Der kunstbegeisterte Wissenschaftler Djerassi war nicht nur Kunstsammler (u.a. der Werke von Paul Klee) sondern auch Kunstförderer. Auf seinem Grundstück in Kalifornien hatte er eine Künstlerkolonie gegründet, das Djerassi Resident Artists Program, welches jährlich rund 80 Künstlern aus allen Sparten Unterstützung und Studios bietet (http://djerassi.org/; https://www.facebook.com/DjerassiProgram)

Djerassi verstarb im 92. Lebensjahr im Jänner 2015 an einem Krebsleiden.

Auszeichnungen

Für seine Forschungstätigkeit wurde Djerassi weltweit mit nahezu unzähligen wissenschaftlichen Auszeichnungen, Mitgliedschaften in den renommiertesten Akademien und insgesamt 30 Ehrendoktoraten geehrt (siehe http://www.djerassi.com/bio/bio2.html). Djerassi ist u.a. der einzige amerikanische Chemiker, dem sowohl die National Medal of Science (für die erste Synthese eines oralen Verhütungsmittels) als auch die National Medal of Technology (für den hormonellen Weg der Schädlingsbekämpfung) verliehen wurde. 1978 erhielt er den Wolf-Preis für Chemie und wurde in die National Inventors Hall of Fame aufgenommen.

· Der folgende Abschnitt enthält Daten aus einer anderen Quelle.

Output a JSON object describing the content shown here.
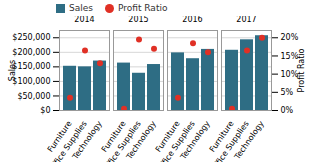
{
  "chart_data": {
    "type": "bar",
    "groups": [
      "2014",
      "2015",
      "2016",
      "2017"
    ],
    "categories": [
      "Furniture",
      "Office Supplies",
      "Technology"
    ],
    "series": [
      {
        "name": "Sales",
        "type": "bar",
        "color": "#2E6D84",
        "values": [
          [
            152000,
            150000,
            170000
          ],
          [
            163000,
            128000,
            158000
          ],
          [
            198000,
            178000,
            210000
          ],
          [
            207000,
            243000,
            257000
          ]
        ]
      },
      {
        "name": "Profit Ratio",
        "type": "scatter",
        "marker": "circle",
        "axis": "y2",
        "color": "#E03025",
        "values": [
          [
            3.5,
            16.5,
            13.0
          ],
          [
            0.5,
            19.5,
            17.0
          ],
          [
            3.5,
            18.5,
            16.0
          ],
          [
            0.5,
            16.5,
            20.0
          ]
        ]
      }
    ],
    "ylabel": "Sales",
    "y2label": "Profit Ratio",
    "ylim": [
      0,
      275000
    ],
    "yticks": [
      {
        "value": 0,
        "label": "$0"
      },
      {
        "value": 50000,
        "label": "$50,000"
      },
      {
        "value": 100000,
        "label": "$100,000"
      },
      {
        "value": 150000,
        "label": "$150,000"
      },
      {
        "value": 200000,
        "label": "$200,000"
      },
      {
        "value": 250000,
        "label": "$250,000"
      }
    ],
    "y2lim": [
      0,
      22
    ],
    "y2ticks": [
      {
        "value": 0,
        "label": "0%"
      },
      {
        "value": 5,
        "label": "5%"
      },
      {
        "value": 10,
        "label": "10%"
      },
      {
        "value": 15,
        "label": "15%"
      },
      {
        "value": 20,
        "label": "20%"
      }
    ],
    "grid": true,
    "legend": "top"
  }
}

In Österreich erhielt Djerassi u.a. folgende Auszeichnungen: das „Österreichische Ehrenkreuz für Wissenschaft und Kunst“ (1999), das “Grosse Goldene Ehrenzeichen für Verdienste um das Bundesland Niederösterreich”(2002), die “Ehrenmedaille der Bundeshauptstadt Wien in Gold” (2003), das “Grosse Silberne Ehrenzeichen für Verdienste um die Republik Österreich”(2008), sowie (spät aber doch) Ehrendoktorate der Universität Wien (2012), der Medizinischen Universität Wien (2012), der Universität für Angewandte Kunst (2013) und der Sigmund Freud Universität (2013). Eine österreichische Briefmarke mit Djerassis Bild ist 2005 erschienen.